Turn the pan upside down on a cutting board and give it a thump. It should fall right out. Cut the polenta into 1/2 inch cubes and toss in a bowl with the olive oil and a little salt and pepper. Transfer onto a cookie sheet and bake at 400 degrees for about 10 to 15 minutes, until golden around the edges.
2 cups yellow onions,
1 cup carrots, peeled, medium dice
1 cup celery, medium dice
8 cloves peeled garlic
16 Roma tomatoes, ends trimmed off and cut in half
4 ounces extra virgin olive oil
8 cups chicken stock
2 bay leaves
1/4 cup tomato paste
Salt and pepper to taste
• Toss all the vegetables and olive oil in a large bowl and sprinkle with a teaspoon or so of salt and pepper. Place in a roasting pan and roast in a 425 degree oven for about 1 1/2 hours, or until all the veggies are nice and dark (not burned, but caramelized), stirring every so often.

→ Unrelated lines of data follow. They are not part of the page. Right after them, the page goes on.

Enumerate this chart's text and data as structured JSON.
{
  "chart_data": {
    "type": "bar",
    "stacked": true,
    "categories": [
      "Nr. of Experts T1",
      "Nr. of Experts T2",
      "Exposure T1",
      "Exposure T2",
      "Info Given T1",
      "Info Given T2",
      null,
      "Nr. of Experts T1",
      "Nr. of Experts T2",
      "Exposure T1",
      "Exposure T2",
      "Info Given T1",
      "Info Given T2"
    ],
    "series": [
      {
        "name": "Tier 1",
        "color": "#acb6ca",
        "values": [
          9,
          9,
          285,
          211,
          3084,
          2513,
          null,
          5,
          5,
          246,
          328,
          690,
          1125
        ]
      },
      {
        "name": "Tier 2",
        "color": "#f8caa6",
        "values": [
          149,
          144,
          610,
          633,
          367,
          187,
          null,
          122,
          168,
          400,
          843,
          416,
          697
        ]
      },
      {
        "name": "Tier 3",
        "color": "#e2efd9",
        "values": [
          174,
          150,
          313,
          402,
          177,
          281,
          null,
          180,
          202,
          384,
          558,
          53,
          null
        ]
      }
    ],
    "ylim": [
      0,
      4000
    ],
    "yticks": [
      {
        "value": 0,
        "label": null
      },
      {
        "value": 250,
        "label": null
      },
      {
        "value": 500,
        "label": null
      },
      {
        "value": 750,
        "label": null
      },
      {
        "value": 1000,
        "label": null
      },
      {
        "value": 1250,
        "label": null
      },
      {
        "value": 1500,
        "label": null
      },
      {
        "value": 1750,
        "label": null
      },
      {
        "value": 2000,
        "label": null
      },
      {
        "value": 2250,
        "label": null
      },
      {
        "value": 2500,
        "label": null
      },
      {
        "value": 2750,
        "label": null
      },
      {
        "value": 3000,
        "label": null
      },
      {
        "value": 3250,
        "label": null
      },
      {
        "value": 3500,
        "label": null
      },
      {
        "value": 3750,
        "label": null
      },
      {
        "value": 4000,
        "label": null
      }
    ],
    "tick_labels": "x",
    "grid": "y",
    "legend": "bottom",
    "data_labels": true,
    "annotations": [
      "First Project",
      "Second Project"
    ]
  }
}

• Add 2 cups of the stock to the pan while it is still in the oven and give it a couple of good stirs and scrapes; you want all the flavor and little bits off the bottom of the pan.
• Transfer the contents of the pan into a large soup/stock pot and add remaining ingredients. Bring to a medium simmer for about 20 minutes.
• Allow soup to cool and process in a food processor or blender using a slotted spoon or strainer to transfer the solids, then adding liquid gradually. Puree until very silky smooth.
• Ladle soup into serving bowls, float a nice tablespoon of basil aioli and a few polenta croutons.